O uso dos religiosos

Naquela malfadada eleição em Sucupira, outro fato mereceu destaque – mas desta vez feito às claras pelo candidato adversário de Fulana: o pedido de apoio a praticamente todas as igrejas evangélicas da cidade. Havia até a promessa de que eles teriam participação ativa num eventual governo. Porém, já circulava a notícia que, no underground daquele pedido de apoio aos líderes religiosos, estava a baixeza de espírito que “denunciava” a orientação sexual de Fulana, que não tinha marido, não tinha filhos e que assim, por desconhecer o valor da tradição, da religião e da família, não tinha capacidade moral para administrar uma cidade.

O que mais reforçava a tese de que a “teoria conspiratória” poderia não ser tão delirante assim era a própria campanha oficial na TV do candidato. Nas inserções de 30 segundos na TV, declarações de atores e populares levantavam dúvidas sobre Fulana. Um ator com feição grave fechava um discurso desta forma: “E aí!? Você tem certeza que conhece a Fulana?”; noutras inserções, populares supostamente escolhidos aleatoriamente nas ruas também falavam de Fulana. Um deles, por exemplo, dizia ao “repórter”: “Fulana? Ela é estranha, né?”.

E no horário eleitoral da TV do candidato, este começou a mostrar toda sua família reunida na sala da casa: filhos, netos e até uma empregada que era considerada “parte integrante da família”. Depois, na cozinha, o candidato foi preparar junto com os netinhos um prato italiano, quase que numa comédia pastelão que visava mostrar que aquilo sim era a verdadeira felicidade e união de uma família que seria levada para toda a cidade. E a Fulana? Ora, "Fulana é estranha, né?"
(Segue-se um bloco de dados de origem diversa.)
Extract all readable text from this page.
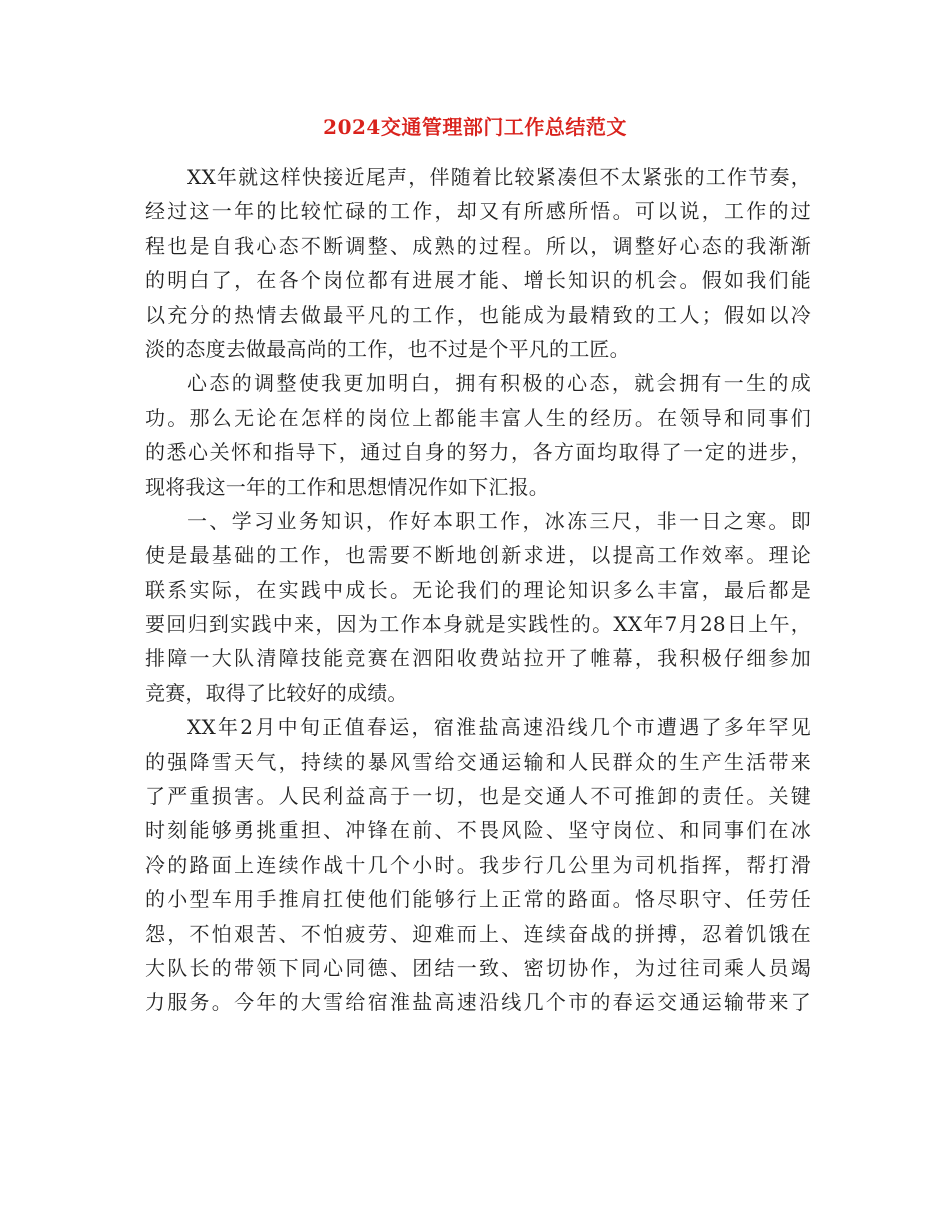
2024交通管理部门工作总结范文
XX年就这样快接近尾声，伴随着比较紧凑但不太紧张的工作节奏，
经过这一年的比较忙碌的工作，却又有所感所悟。可以说，工作的过
程也是自我心态不断调整、成熟的过程。所以，调整好心态的我渐渐
的明白了，在各个岗位都有进展才能、增长知识的机会。假如我们能
以充分的热情去做最平凡的工作，也能成为最精致的工人；假如以冷
淡的态度去做最高尚的工作，也不过是个平凡的工匠。
心态的调整使我更加明白，拥有积极的心态，就会拥有一生的成
功。那么无论在怎样的岗位上都能丰富人生的经历。在领导和同事们
的悉心关怀和指导下，通过自身的努力，各方面均取得了一定的进步，
现将我这一年的工作和思想情况作如下汇报。
一、学习业务知识，作好本职工作，冰冻三尺，非一日之寒。即
使是最基础的工作，也需要不断地创新求进，以提高工作效率。理论
联系实际，在实践中成长。无论我们的理论知识多么丰富，最后都是
要回归到实践中来，因为工作本身就是实践性的。XX年7月28日上午，
排障一大队清障技能竞赛在泗阳收费站拉开了帷幕，我积极仔细参加
竞赛，取得了比较好的成绩。
XX年2月中旬正值春运，宿淮盐高速沿线几个市遭遇了多年罕见
的强降雪天气，持续的暴风雪给交通运输和人民群众的生产生活带来
了严重损害。人民利益高于一切，也是交通人不可推卸的责任。关键
时刻能够勇挑重担、冲锋在前、不畏风险、坚守岗位、和同事们在冰
冷的路面上连续作战十几个小时。我步行几公里为司机指挥，帮打滑
的小型车用手推肩扛使他们能够行上正常的路面。恪尽职守、任劳任
怨，不怕艰苦、不怕疲劳、迎难而上、连续奋战的拼搏，忍着饥饿在
大队长的带领下同心同德、团结一致、密切协作，为过往司乘人员竭
力服务。今年的大雪给宿淮盐高速沿线几个市的春运交通运输带来了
Resultado: no segundo turno da eleição, a candidata Fulana foi ultrapassada pelo adversário, que acabou ganhando por pouquíssimos votos.

Aquela eleição não foi uma vitória do adversário de Fulana. Foi, isto sim, uma vitória da baixaria e do preconceito contra a mulher.

(Publicado no Portal Nassif dia 04 de outubro de 2010).